I’m a Dirty Dinosaur
From cover to cover, this book is simply brilliant. Janeen Brian obviously knows what makes children tick: a cheeky character, catchy words and a whole lot of muddy mess. The simple, rhythmical text is engaging and fun to read aloud, and lends itself nicely to being sung.
This dirty dinosaur starts his day with a dirty snout. Body part by body part, he slowly covers himself in mud, and has a lot of fun along the way. With an amusing use of verbs, the text also incites action for its young readers. Children might enjoy re-enacting scenes from the story by sniffing, snuffing, shaking, tapping, stamping, splashing and sliding.
Ann James’ magic pencil and mud illustrations celebrate fun and messiness and invite children to explore painting with mud.
That Boy, Jack.
As I read this book, I really worried for That Boy, Jack. I was so concerned about what would happen to him, I couldn’t stop turning the pages.
This evocative book is the reason we read. To be entertained, to be worried, to be affected.

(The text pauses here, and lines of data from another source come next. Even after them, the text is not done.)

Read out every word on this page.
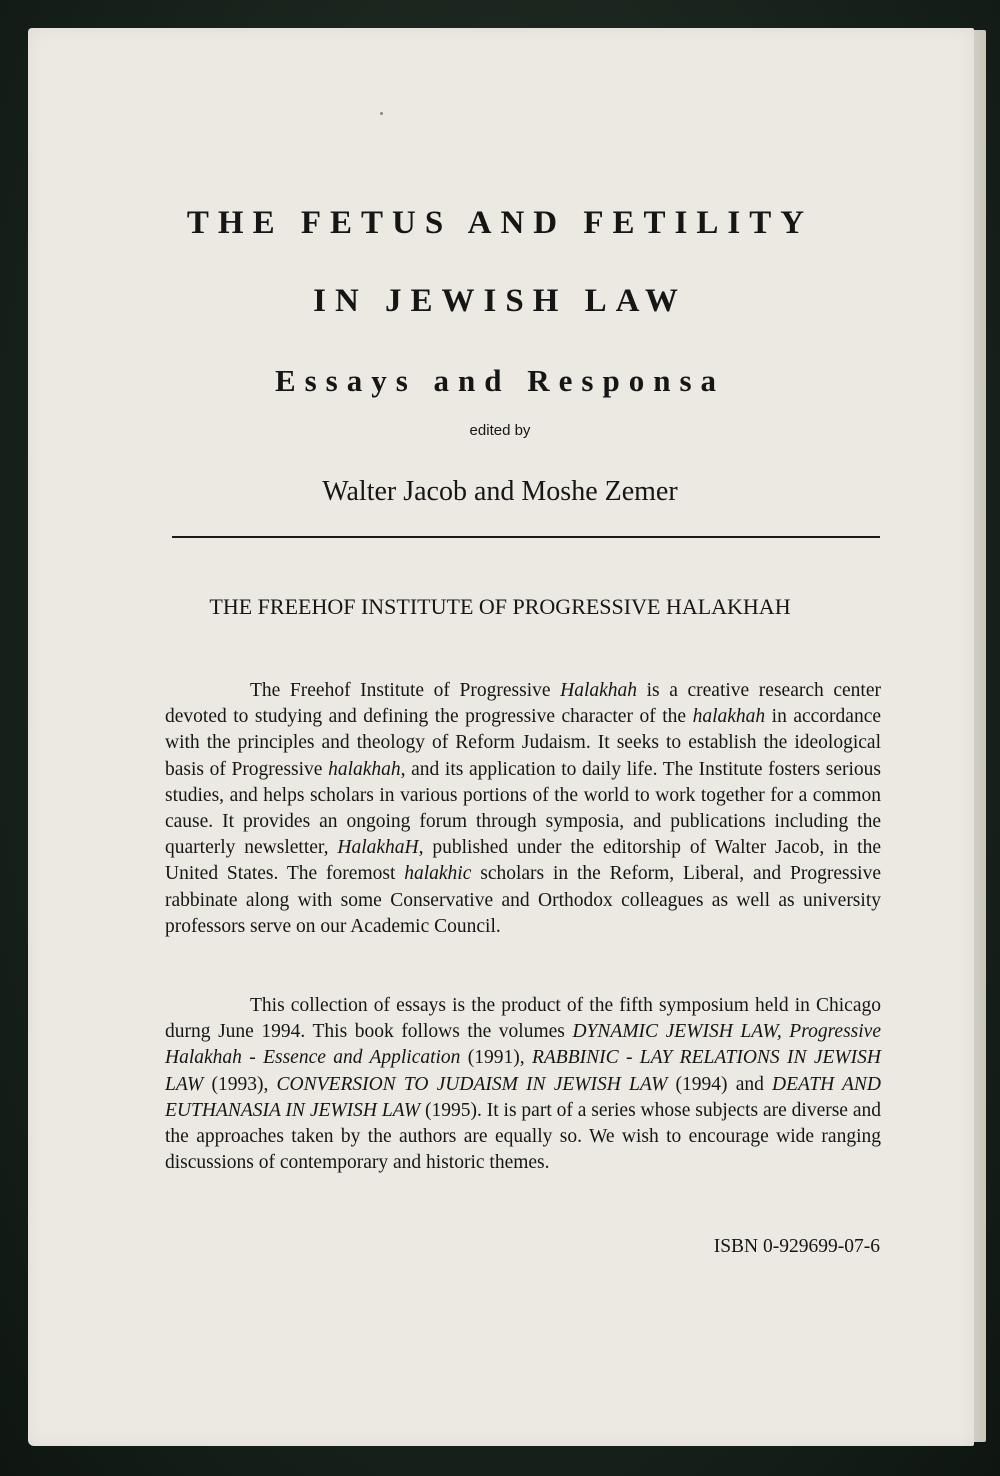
THE FETUS AND FETILITY
IN JEWISH LAW
Essays and Responsa
edited by
Walter Jacob and Moshe Zemer
THE FREEHOF INSTITUTE OF PROGRESSIVE HALAKHAH

The Freehof Institute of Progressive Halakhah is a creative research center devoted to studying and defining the progressive character of the halakhah in accordance with the principles and theology of Reform Judaism. It seeks to establish the ideological basis of Progressive halakhah, and its application to daily life. The Institute fosters serious studies, and helps scholars in various portions of the world to work together for a common cause. It provides an ongoing forum through symposia, and publications including the quarterly newsletter, HalakhaH, published under the editorship of Walter Jacob, in the United States. The foremost halakhic scholars in the Reform, Liberal, and Progressive rabbinate along with some Conservative and Orthodox colleagues as well as university professors serve on our Academic Council.

This collection of essays is the product of the fifth symposium held in Chicago durng June 1994. This book follows the volumes DYNAMIC JEWISH LAW, Progressive Halakhah - Essence and Application (1991), RABBINIC - LAY RELATIONS IN JEWISH LAW (1993), CONVERSION TO JUDAISM IN JEWISH LAW (1994) and DEATH AND EUTHANASIA IN JEWISH LAW (1995). It is part of a series whose subjects are diverse and the approaches taken by the authors are equally so. We wish to encourage wide ranging discussions of contemporary and historic themes.

ISBN 0-929699-07-6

The story transports us to 1874, where we get to experience life in a mining town through the eyes of a normal boy. Just before his twelfth birthday, it is decided that Jack will work in the mines, like his father. The mines are terrifying and Jack is scared of going underground.
This intelligent historical novel is at once thought-provoking and captivating.
There is an amazing chapter about Jack’s first journey into the inky darkness of the mines. The air is suffocating, the noise is thunderous. The work is tedious. Jack can only see by candle light and can’t talk to anyone because of the noise of the picks.
The mines are full of dangers. Jack’s Dad has an awful cough from years of underground work. The story is set in motion by a mining accident that results in the father of Jack’s best friend losing his legs. It is gruesome and terrifying. Add to that the fear of losing siblings to childhood illnesses such as typhoid, and the amount of work required just to save up to buy a new pair of pants, and this book will be difficult to forget.
When Jack makes an important decision to get out of the mines, things become worse and worse. The trials he goes through will haunt the reader long after the book is finished, but the reader will also come away grateful and hopefully with an understanding of hardship.
Just when I thought everything was grim in this book, Jack’s Cornish immigrant Mum makes a comment, “I thought we came here for a better life.” “We did, and it’s still a better life,” says Jack’s Dad.
This beautiful Australian junior fiction novel by accomplished author Janeen Brian will easily become a classic. I cannot recommend it enough. It’s absolutely brilliant.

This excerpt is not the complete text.